The question is whether the Coast Guard's woes will capture the attention of the US Congress. Budgetary constraints aside, the agency does not appear to be a key constituency for its congressional paymasters.

"Support for the Coast Guard in Congress is five miles wide and an inch deep," Terry Cross, a former vice commandant of the Coast Guard and now a vice president at EADS North America, told ISN Security Watch. "There is almost nobody who doesn't like the Coast Guard but there is nobody willing to go to the mat for the Coast Guard budget." Cross blamed this state of affairs on the breadth of Coast Guard missions.

Another problem the Coast Guard could encounter in Congress is the memory of the agency's Deepwater modernization woes.

Deepwater, the largest acquisition program in Coast Guard history, began in the mid-1990s when the Coast Guard sought to replace or modernize its aging vessels, aircraft and  communications systems.

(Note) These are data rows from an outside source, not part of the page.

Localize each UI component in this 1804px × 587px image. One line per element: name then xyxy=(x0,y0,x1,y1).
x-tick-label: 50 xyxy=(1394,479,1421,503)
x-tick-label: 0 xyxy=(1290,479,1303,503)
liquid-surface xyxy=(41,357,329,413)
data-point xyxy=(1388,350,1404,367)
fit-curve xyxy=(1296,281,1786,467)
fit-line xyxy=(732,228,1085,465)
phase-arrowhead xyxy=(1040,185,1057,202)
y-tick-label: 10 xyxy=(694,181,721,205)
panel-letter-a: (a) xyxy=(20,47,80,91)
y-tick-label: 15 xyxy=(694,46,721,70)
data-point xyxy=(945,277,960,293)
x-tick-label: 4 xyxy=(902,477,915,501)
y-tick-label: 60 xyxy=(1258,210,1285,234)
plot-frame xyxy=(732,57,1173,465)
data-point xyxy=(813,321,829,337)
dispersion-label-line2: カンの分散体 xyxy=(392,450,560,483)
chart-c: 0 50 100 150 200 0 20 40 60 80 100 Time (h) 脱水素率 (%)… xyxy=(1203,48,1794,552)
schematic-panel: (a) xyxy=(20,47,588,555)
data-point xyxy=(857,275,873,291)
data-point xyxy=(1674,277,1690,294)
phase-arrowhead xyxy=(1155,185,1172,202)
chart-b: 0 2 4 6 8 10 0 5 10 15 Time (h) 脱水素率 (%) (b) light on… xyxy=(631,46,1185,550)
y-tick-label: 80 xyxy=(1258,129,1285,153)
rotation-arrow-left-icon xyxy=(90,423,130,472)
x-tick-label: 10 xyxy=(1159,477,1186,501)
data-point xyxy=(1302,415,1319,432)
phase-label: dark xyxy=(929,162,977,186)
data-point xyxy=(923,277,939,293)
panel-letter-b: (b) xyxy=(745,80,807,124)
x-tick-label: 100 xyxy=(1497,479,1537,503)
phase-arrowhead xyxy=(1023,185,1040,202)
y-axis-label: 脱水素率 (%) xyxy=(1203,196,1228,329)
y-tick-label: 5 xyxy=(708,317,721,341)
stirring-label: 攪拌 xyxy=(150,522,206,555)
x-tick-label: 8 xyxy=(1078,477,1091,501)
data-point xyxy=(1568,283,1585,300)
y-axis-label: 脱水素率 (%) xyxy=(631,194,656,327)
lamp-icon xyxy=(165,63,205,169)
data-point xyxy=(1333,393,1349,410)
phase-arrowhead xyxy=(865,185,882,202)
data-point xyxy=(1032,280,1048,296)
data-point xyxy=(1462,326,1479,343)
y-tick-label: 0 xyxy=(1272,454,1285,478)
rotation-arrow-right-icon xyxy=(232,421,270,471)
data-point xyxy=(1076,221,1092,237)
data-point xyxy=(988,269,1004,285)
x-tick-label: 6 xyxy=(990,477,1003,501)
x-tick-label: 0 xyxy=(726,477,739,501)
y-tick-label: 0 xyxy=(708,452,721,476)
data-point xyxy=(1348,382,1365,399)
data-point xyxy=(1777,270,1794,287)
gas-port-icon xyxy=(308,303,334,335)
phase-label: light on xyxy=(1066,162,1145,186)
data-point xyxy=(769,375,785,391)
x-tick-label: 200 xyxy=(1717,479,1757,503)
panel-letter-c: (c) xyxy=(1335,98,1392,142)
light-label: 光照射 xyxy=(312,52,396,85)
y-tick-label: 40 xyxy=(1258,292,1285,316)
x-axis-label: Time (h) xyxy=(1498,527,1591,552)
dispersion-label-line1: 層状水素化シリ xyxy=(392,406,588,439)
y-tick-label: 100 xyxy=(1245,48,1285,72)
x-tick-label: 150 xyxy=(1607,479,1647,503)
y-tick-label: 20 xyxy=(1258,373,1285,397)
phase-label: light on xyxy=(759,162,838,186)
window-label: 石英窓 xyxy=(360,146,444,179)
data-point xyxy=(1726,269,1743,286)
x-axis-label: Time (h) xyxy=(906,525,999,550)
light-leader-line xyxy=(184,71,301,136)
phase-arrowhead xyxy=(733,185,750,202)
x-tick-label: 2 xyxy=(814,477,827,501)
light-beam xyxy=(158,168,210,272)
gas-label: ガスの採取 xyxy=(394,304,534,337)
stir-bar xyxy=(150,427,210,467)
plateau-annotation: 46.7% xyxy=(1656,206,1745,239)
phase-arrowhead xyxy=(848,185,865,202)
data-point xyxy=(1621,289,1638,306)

The agency awarded the Deepwater contract in 2002 to a joint venture of Lockheed Martin and Northrop Grumman only to fire the contractors five years later due to budget, scheduling and performance problems. The Coast Guard has since taken over direct management of the program.

Cross blamed the Deepwater shortfalls on the lack acquisitions expertise within the agency, thanks to earlier budget cuts.

But the US Government Accountability Office, a congressional watchdog agency, while noting in a February 2010 external pagereportthat "the Coast Guard has made improvements to its oversight and management of the Deepwater program," nonetheless concluded that "Deepwater continues to present budget and management challenges."

And the Coast Guard may eventually also be called to task for the sluggish national response in the Gulf of Mexico. Said Kim, "The Coast Guard recognizes that there needs to be better coordination and better management of assets."